Maybe you have felt the same way.  Maybe you have felt like, you are doing the right things according to the Algorithm of Leading a Successful and Satisfying Life but they just don't fall into place, the margins are frayed and the puzzle doesn't complete itself so perfectly.  Maybe you feel like you always are travelling but not necessarily arriving.  And that is normal, that is ok.  But it's when you feel that way that you, aspiring medical student or new little doctor or whomever you are; that's when you have to decide if you let yourself drown in your ocean, if you don't want to try to make yourself look harder, seek harder, work harder, looking for your moon.  If you're going to feel sorry for yourself or if you're going to get up at 5:00am to hang out with that homeless woman who is more Gloria than she is homeless, if you're going to help your struggling friend in the Anatomy lab and see it as a burden or change, no-challenge- the way you think about helping people selflessly because it will make you BOTH better doctors.

This post was a little more allegorical than I would have liked, but the message is the same either way.  You cannot change where you are and you cannot change the pull of the Moon or the rotation of the Earth or the flares of the sun or the grade you got on that last test.  You cannot alter the tides merely by being in the ocean; you can't hide in the sea forever because eventually, you'll have to go back to the shore where everything you tried to neglect is obviously unmoved.

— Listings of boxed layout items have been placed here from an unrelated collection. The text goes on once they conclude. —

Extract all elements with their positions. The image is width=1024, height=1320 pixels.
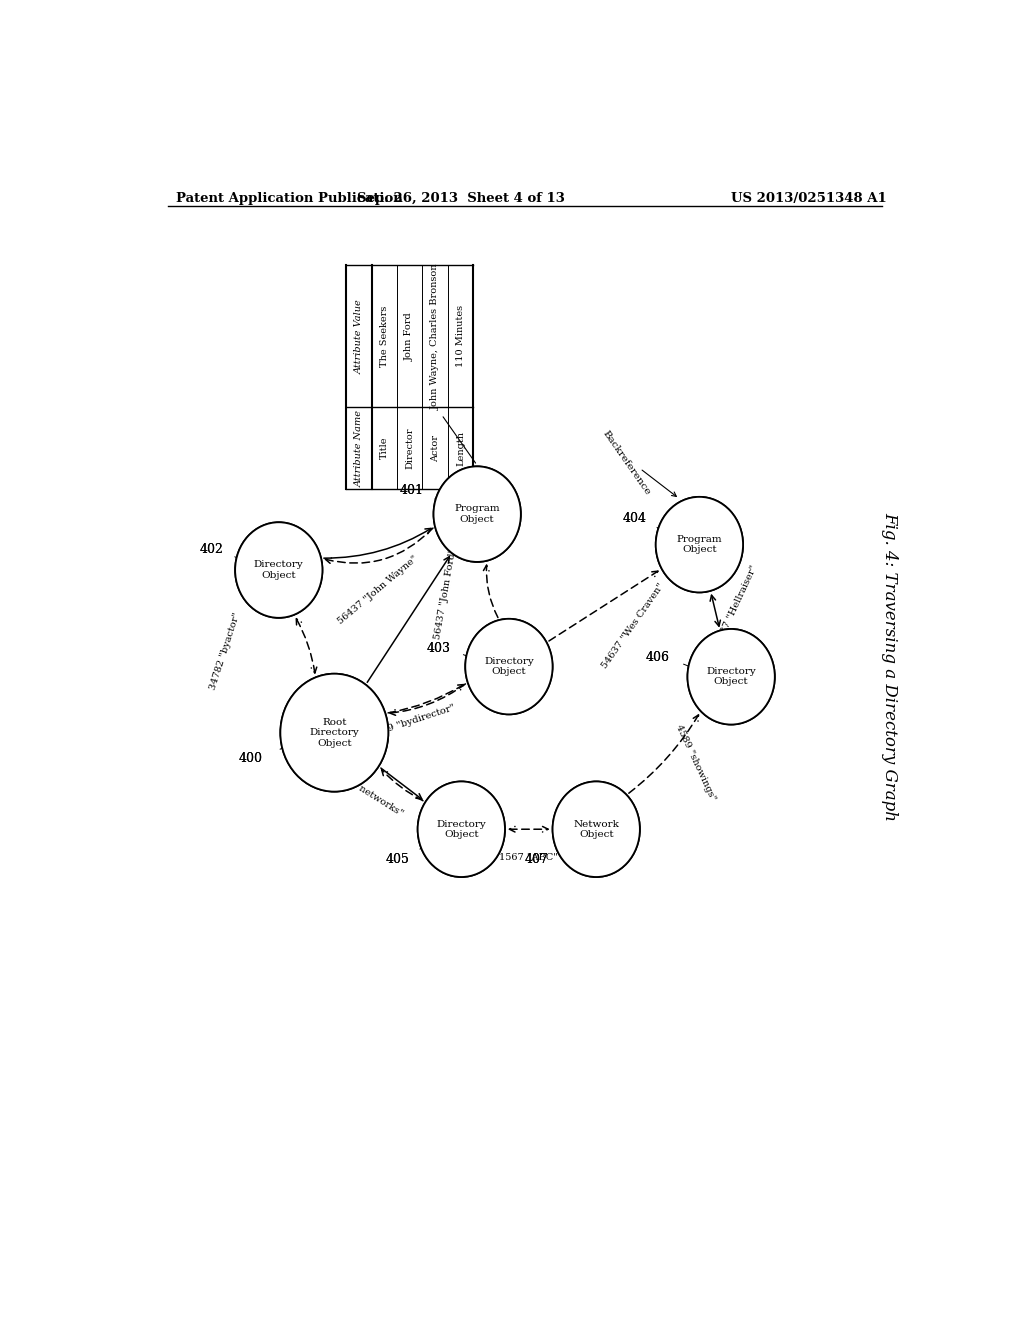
- Text: 401: 401: [400, 484, 424, 498]
- Text: Directory
Object: Directory Object: [707, 667, 756, 686]
- Text: 400: 400: [239, 751, 263, 764]
- Text: The Seekers: The Seekers: [380, 306, 389, 367]
- Text: 23 "networks": 23 "networks": [340, 774, 404, 818]
- Ellipse shape: [553, 781, 640, 876]
- Text: Patent Application Publication: Patent Application Publication: [176, 191, 402, 205]
- Text: 56437 "John Wayne": 56437 "John Wayne": [336, 554, 420, 627]
- Text: Fig. 4: Traversing a Directory Graph: Fig. 4: Traversing a Directory Graph: [882, 512, 898, 821]
- Text: Actor: Actor: [431, 434, 439, 462]
- Text: 403: 403: [427, 642, 452, 655]
- Text: Program
Object: Program Object: [455, 504, 500, 524]
- Ellipse shape: [433, 466, 521, 562]
- Ellipse shape: [418, 781, 505, 876]
- Ellipse shape: [465, 619, 553, 714]
- Text: Directory
Object: Directory Object: [707, 667, 756, 686]
- Ellipse shape: [236, 523, 323, 618]
- Ellipse shape: [465, 619, 553, 714]
- Text: 403: 403: [427, 642, 452, 655]
- Ellipse shape: [687, 630, 775, 725]
- Text: Attribute Name: Attribute Name: [354, 409, 364, 487]
- Ellipse shape: [281, 673, 388, 792]
- Text: 406: 406: [646, 651, 670, 664]
- Ellipse shape: [418, 781, 505, 876]
- Text: 1567 "ABC": 1567 "ABC": [500, 853, 558, 862]
- Text: 404: 404: [623, 512, 646, 525]
- Text: Program
Object: Program Object: [677, 535, 722, 554]
- Text: US 2013/0251348 A1: US 2013/0251348 A1: [731, 191, 887, 205]
- Ellipse shape: [553, 781, 640, 876]
- Text: Attribute Value: Attribute Value: [354, 298, 364, 374]
- Text: Directory
Object: Directory Object: [484, 657, 534, 676]
- Text: Length: Length: [456, 430, 465, 466]
- Text: 54637 "Wes Craven": 54637 "Wes Craven": [600, 582, 666, 671]
- Text: 401: 401: [400, 484, 424, 498]
- Text: Program
Object: Program Object: [677, 535, 722, 554]
- Text: 110 Minutes: 110 Minutes: [456, 305, 465, 367]
- Text: Root
Directory
Object: Root Directory Object: [309, 718, 359, 747]
- Text: Directory
Object: Directory Object: [436, 820, 486, 840]
- Text: 402: 402: [200, 544, 223, 556]
- Text: Directory
Object: Directory Object: [484, 657, 534, 676]
- Ellipse shape: [433, 466, 521, 562]
- Text: Directory
Object: Directory Object: [254, 561, 304, 579]
- Text: Root
Directory
Object: Root Directory Object: [309, 718, 359, 747]
- Text: John Ford: John Ford: [406, 312, 415, 360]
- Text: 402: 402: [200, 544, 223, 556]
- Text: 4589 "showings": 4589 "showings": [674, 723, 717, 803]
- Text: 54637 "Hellraiser": 54637 "Hellraiser": [712, 564, 759, 652]
- Text: 405: 405: [386, 853, 410, 866]
- Text: Network
Object: Network Object: [573, 820, 620, 840]
- Text: Network
Object: Network Object: [573, 820, 620, 840]
- Text: 406: 406: [646, 651, 670, 664]
- Ellipse shape: [655, 496, 743, 593]
- Text: 34789 "bydirector": 34789 "bydirector": [364, 704, 457, 742]
- Ellipse shape: [281, 673, 388, 792]
- Ellipse shape: [687, 630, 775, 725]
- Text: Director: Director: [406, 428, 415, 469]
- Text: 34782 "byactor": 34782 "byactor": [208, 611, 242, 692]
- Text: 407: 407: [524, 853, 549, 866]
- Text: 407: 407: [524, 853, 549, 866]
- Text: 400: 400: [239, 751, 263, 764]
- Text: John Wayne, Charles Bronson: John Wayne, Charles Bronson: [431, 263, 439, 409]
- Text: Title: Title: [380, 437, 389, 459]
- Text: Backreference: Backreference: [601, 429, 652, 498]
- Ellipse shape: [655, 496, 743, 593]
- Text: 56437 "John Ford": 56437 "John Ford": [433, 548, 458, 640]
- Text: 404: 404: [623, 512, 646, 525]
- Text: Program
Object: Program Object: [455, 504, 500, 524]
- Text: Directory
Object: Directory Object: [436, 820, 486, 840]
- Text: Sep. 26, 2013  Sheet 4 of 13: Sep. 26, 2013 Sheet 4 of 13: [357, 191, 565, 205]
- Ellipse shape: [236, 523, 323, 618]
- Text: Directory
Object: Directory Object: [254, 561, 304, 579]
- Text: 405: 405: [386, 853, 410, 866]
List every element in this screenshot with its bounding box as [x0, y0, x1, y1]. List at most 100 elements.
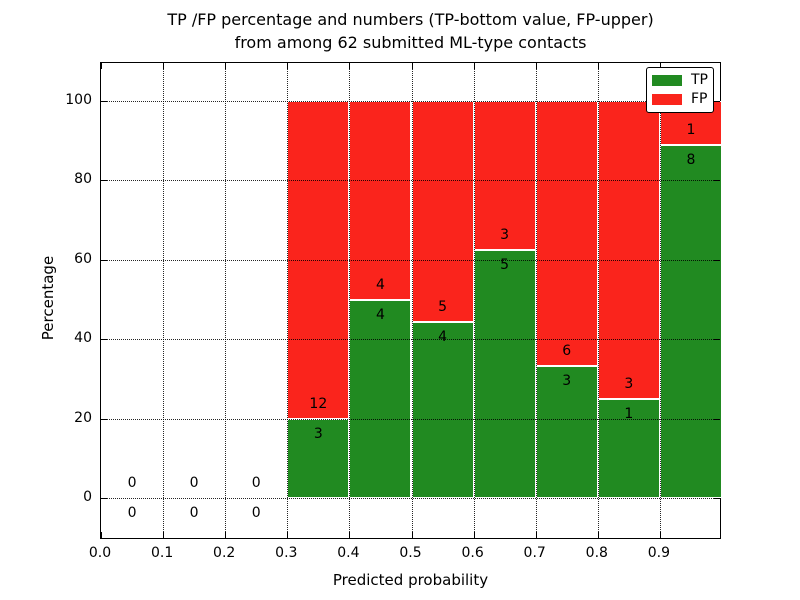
y-tick-right: [714, 498, 720, 500]
x-tick-top: [287, 63, 289, 69]
x-tick-label: 0.2: [213, 545, 236, 561]
chart-title-line2: from among 62 submitted ML-type contacts: [234, 33, 587, 52]
x-tick-top: [225, 63, 227, 69]
plot-area: 0 0 0 0 0 0 12 3 4 4 5 4 3 5 6 3 3 1 1 8: [100, 62, 722, 539]
y-tick-label: 80: [74, 171, 92, 188]
y-tick-left: [101, 180, 107, 182]
y-tick-right: [714, 418, 720, 420]
fp-count-label: 0: [127, 475, 137, 492]
fp-count-label: 0: [189, 475, 199, 492]
fp-bar: [597, 100, 660, 399]
x-tick-top: [349, 63, 351, 69]
fp-count-label: 1: [686, 121, 696, 138]
x-tick-bottom: [535, 532, 537, 538]
legend: TP FP: [646, 67, 714, 113]
y-tick-label: 40: [74, 330, 92, 347]
tp-count-label: 0: [189, 505, 199, 522]
x-tick-bottom: [659, 532, 661, 538]
x-tick-bottom: [411, 532, 413, 538]
tp-count-label: 3: [313, 425, 323, 442]
tp-count-label: 0: [127, 505, 137, 522]
tp-bar: [659, 144, 722, 499]
y-tick-right: [714, 339, 720, 341]
x-tick-label: 0.4: [337, 545, 360, 561]
x-tick-bottom: [349, 532, 351, 538]
x-tick-top: [597, 63, 599, 69]
h-gridline: [101, 418, 720, 420]
fp-bar: [535, 100, 598, 366]
chart-title-line1: TP /FP percentage and numbers (TP-bottom…: [167, 10, 654, 29]
x-tick-top: [101, 63, 102, 69]
tp-count-label: 3: [562, 372, 572, 389]
tp-count-label: 4: [438, 328, 448, 345]
h-gridline: [101, 180, 720, 182]
x-tick-top: [163, 63, 165, 69]
x-tick-bottom: [163, 532, 165, 538]
y-axis-label: Percentage: [39, 255, 57, 341]
x-axis-label: Predicted probability: [332, 571, 489, 589]
x-tick-label: 0.7: [523, 545, 546, 561]
fp-count-label: 3: [500, 226, 510, 243]
fp-count-label: 0: [251, 475, 261, 492]
v-gridline: [473, 63, 475, 538]
x-tick-label: 0.6: [461, 545, 484, 561]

And I'll end on this note, an excerpt from David Foster Wallace's "This is Water," because frankly, I cannot say it any better.  So if you have skimmed this incredibly lengthy blog, at the very least, read this part. It is the most important.

'Worship power, you will end up feeling weak and afraid, and you will need ever more power over others to numb you to your own fear. Worship your intellect, being seen as smart, you will end up feeling stupid, a fraud, always on the verge of being found out. But the insidious thing about these forms of worship is not that they're evil or sinful, it's that they're unconscious. They are default settings.
They're the kind of worship you just gradually slip into, day after day, getting more and more selective about what you see and how you measure value without ever being fully aware that that's what you're doing.
And the so-called real world will not discourage you from operating on your default settings, because the so-called real world of men and money and power hums merrily along in a pool of fear and anger and frustration and craving and worship of self. Our own present culture has harnessed these forces in ways that have yielded extraordinary wealth and comfort and personal freedom. The freedom all to be lords of our tiny skull-sized kingdoms, alone at the centre of all creation. This kind of freedom has much to recommend it. But of course there are all different kinds of freedom, and the kind that is most precious you will not hear much talk about much in the great outside world of wanting and achieving.... The really important kind of freedom involves attention and awareness and discipline, and being able truly to care about other people and to sacrifice for them over and over in myriad petty, unsexy ways every day.
That is real freedom. That is being educated, and understanding how to think. The alternative is unconsciousness, the default setting, the rat race, the constant gnawing sense of having had, and lost, some infinite thing."